カーライルは婦人の話を最後まで聞いて,答えました。「まずあなたは,ご自分の針箱を調べなさい。乱れた糸があったら糸巻きにきちんと巻くことです。次にタンスの中を調べて,取り散らかした衣服があれば,きれいに片付けることです。私が申し上げられることはそれだけです」。
一週間後,先の婦人がまた訪ねてきて,明るい顔でお礼を言いました。「帰って早速針箱を調べたら,恥ずかしいことに乱雑になっていました。早速きちんと整頓して,ついでに家中を整理しましたが、そうしているうちに,先生のおっしゃっている意味が分かって参りました。人生は整理されたものでなければならない,先生はそうおっしゃりたかったのですね」。
カーライルはにっこり笑ってうなずきました。家庭の乱れは日常生活の小さな乱れから始まることが多いということでした。
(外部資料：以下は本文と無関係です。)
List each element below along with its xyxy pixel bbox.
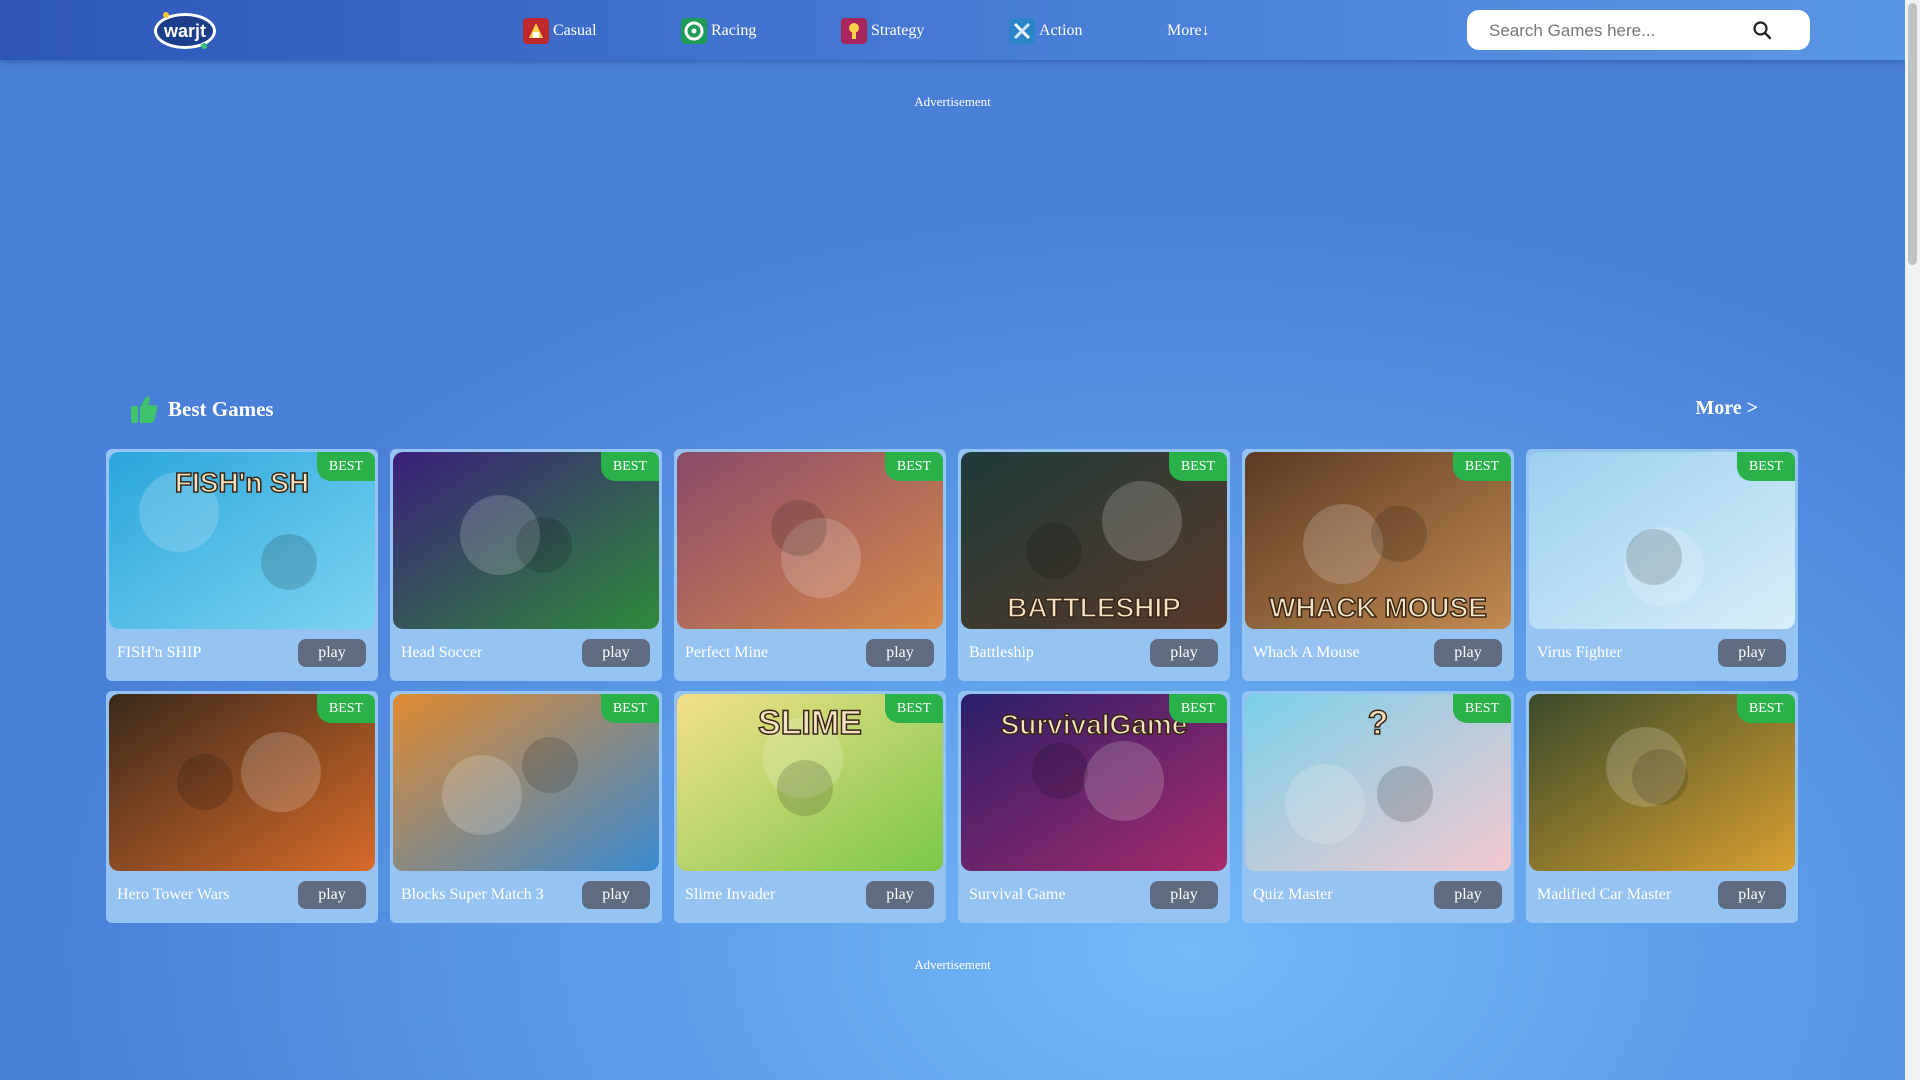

乱れとは分別されていないことです。分けることが分かることという関係を知っておくことです。身の周りにある物事を分けるためには,それぞれの基準や物差しを見つけて判断を下していくことになります。例えば,同じものと違うものを分けます。悩みについては,今できること,明日できることなどの物差しを用いることもできます。
分けるためにはどうしたらいいのでしょう? 例えば色について考えてみると,赤や青や黄色,黒に白色。そうです。名付けるという言葉が必要になります。豊かな言葉を知ることで,物事を分けて整理することができます。言葉といえば,意味がつきものです。カタカナ語を聞いても,何のこと?ということがあります。専門用語は素人には通じません。経験に名付けられた言葉が,言葉を介して同じ体験を結びつけてくれます。それが通じるということです。
人生上のことで悩んでいた夫人が,身辺の整理という作業を通して,分けていくことの意味を認識できたのです。身の周りを整頓せずに一箇所に押し込んでいるようなスタイルは,言葉の世界では何でもヤバいと言っているようなものです。身の周りの様子を見ると,その人の思考の世界を見届けることができそうです。